Legal Update

Aug 28, 2015

What the NLRB’s New Joint Employer Test May Mean for Franchisors

Click for PDF
As expected, the NLRB yesterday issued its decision in Browning-Ferris Industries of California, 362 NLRB No. 186 (August 27, 2015) marking a sharp departure from the Board’s previous standard of joint employment. In late July, the office of NLRB General Counsel Richard Griffin issued a directive saying it would consider McDonald’s a joint employer with its franchisees in a number of unfair-labor-practices cases. That determination certainly raised the stakes for franchisors (and those with licensing or distributor relationships). The NLRB’s decision in the Browning-Ferris case creates even more uncertainty for
franchisors as the NLRB’s new indirect test could ensnare an ever-widening circle of companies. Under the former standard, a company had to have direct and immediate control over the working conditions of the employees of the separate company to be considered a joint employer. Under the new standard, a company may be deemed a joint employer if it exercises indirect control over working conditions or if it reserves the authority to do so.
 
So, what does this mean for franchisors?

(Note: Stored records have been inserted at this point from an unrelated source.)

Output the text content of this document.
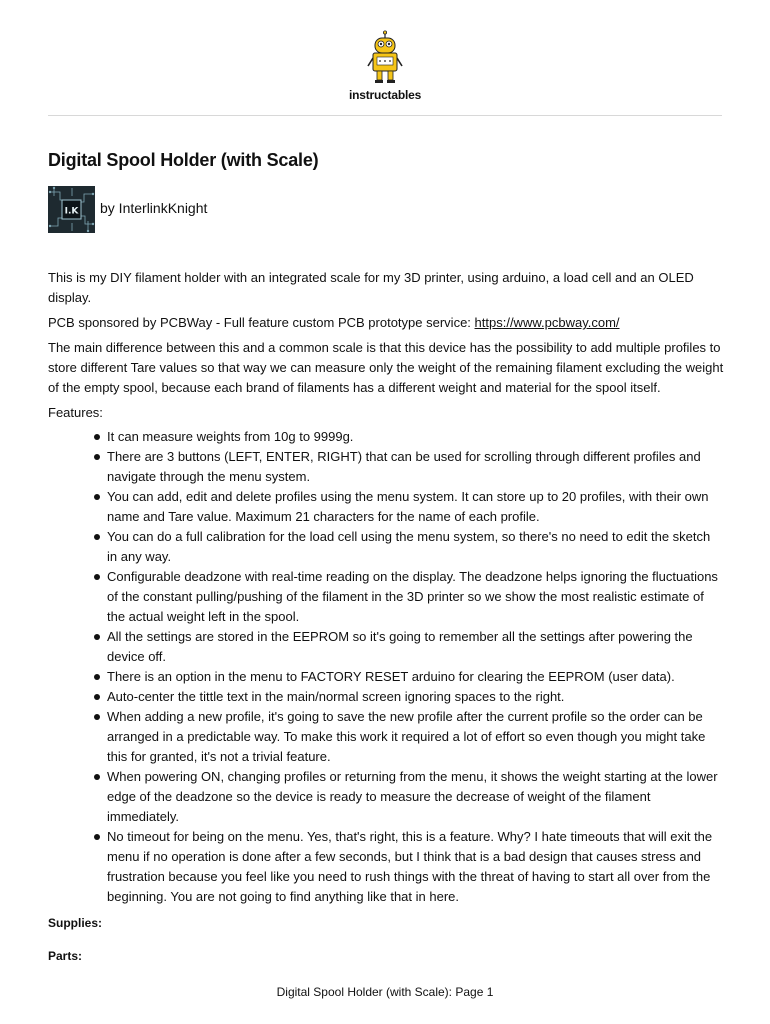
instructables
Digital Spool Holder (with Scale)
I.K by InterlinkKnight

This is my DIY filament holder with an integrated scale for my 3D printer, using arduino, a load cell and an OLED display.

PCB sponsored by PCBWay - Full feature custom PCB prototype service: https://www.pcbway.com/

The main difference between this and a common scale is that this device has the possibility to add multiple profiles to store different Tare values so that way we can measure only the weight of the remaining filament excluding the weight of the empty spool, because each brand of filaments has a different weight and material for the spool itself.

Features:

It can measure weights from 10g to 9999g.
There are 3 buttons (LEFT, ENTER, RIGHT) that can be used for scrolling through different profiles and navigate through the menu system.
You can add, edit and delete profiles using the menu system. It can store up to 20 profiles, with their own name and Tare value. Maximum 21 characters for the name of each profile.
You can do a full calibration for the load cell using the menu system, so there's no need to edit the sketch in any way.
Configurable deadzone with real-time reading on the display. The deadzone helps ignoring the fluctuations of the constant pulling/pushing of the filament in the 3D printer so we show the most realistic estimate of the actual weight left in the spool.
All the settings are stored in the EEPROM so it's going to remember all the settings after powering the device off.
There is an option in the menu to FACTORY RESET arduino for clearing the EEPROM (user data).
Auto-center the tittle text in the main/normal screen ignoring spaces to the right.
When adding a new profile, it's going to save the new profile after the current profile so the order can be arranged in a predictable way. To make this work it required a lot of effort so even though you might take this for granted, it's not a trivial feature.
When powering ON, changing profiles or returning from the menu, it shows the weight starting at the lower edge of the deadzone so the device is ready to measure the decrease of weight of the filament immediately.
No timeout for being on the menu. Yes, that's right, this is a feature. Why? I hate timeouts that will exit the menu if no operation is done after a few seconds, but I think that is a bad design that causes stress and frustration because you feel like you need to rush things with the threat of having to start all over from the beginning. You are not going to find anything like that in here.
Supplies:
Parts:
Digital Spool Holder (with Scale): Page 1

Unfortunately, there is no bright line rule. While the NLRB’s April 28, 2015 advice memorandum concerning the relationship between Freschii and one of its franchisees found no joint employer status under this new standard, that was based on the particular circumstances of that relationship. Thus, each franchisor - franchisee relationship needs to be evaluated in light of -- as the NLRB puts it -- the “industrial realities.”
 
To try to protect themselves from being considered a joint employer franchisors should evaluate all aspects of their contractual relationships (and their practices) to determine whether modifications are needed and feasible. The following are some things to consider.
 
  • The Agreement is important. While the terms of the franchise agreement will not be not determinative, they are important. Franchise, licensing and distributorship agreements (and other documentation such as manuals and handbooks, etc.) should make clear that franchisees/licensees are solely responsible for all employment and personnel matters, including soliciting, screening, hiring, firing, and scheduling employees. Agreements should also expressly disavow any control over the franchisee’s employment decisions.
     
  • Control the Brand, Not the Franchisee. Franchisors have a legitimate interest in protecting the quality of their brand and the products and services being offered. Franchisors are entitled to implement controls over the use of their trademarks, franchisee advertising, quality control and unit appearance issues, etc. Even if staffing levels are important to a proper operation, franchisors need to avoid even the appearance of control (direct or indirect) over personnel policies or actions. Operating guidelines should be focused on protecting the brand, not controlling the franchisee.
     
  • Practice What You Preach. Even if agreements and manuals disclaim control, franchisors must insure it is followed in practice. For example, during inspections, site visits, and audits, operational issues should only be reviewed with the actual franchisee or its designated manager and instructions or suggestions should not be given directly to the franchisee’s employees.
     
  • Check your technology. Franchisors often require franchisees to use specified computer systems and technology that provides franchisors with significant operational information. Be wary of technology that allows (whether actually used or not) a franchisor to monitor, for example, employee staffing, scheduling, etc.
     
  • Make Clear the Franchisee’s Independence. The franchisee’s employees and general public should know that they are employed by an independent owned and operated franchisee. The franchisor’s name or marks should not be used in the franchisee’s corporate name or in employment-related documents (i.e., applications, employment agreements, evaluations, etc.). Personnel handbooks should expressly state that workers are employed by the franchisee, not the franchisor.

Seyfarth Shaw LLP provides this information as a service to clients and other friends for educational purposes only. It should not be construed or relied on as legal advice or to create a lawyer-client relationship. Readers should not act upon this information without seeking advice from their professional advisers.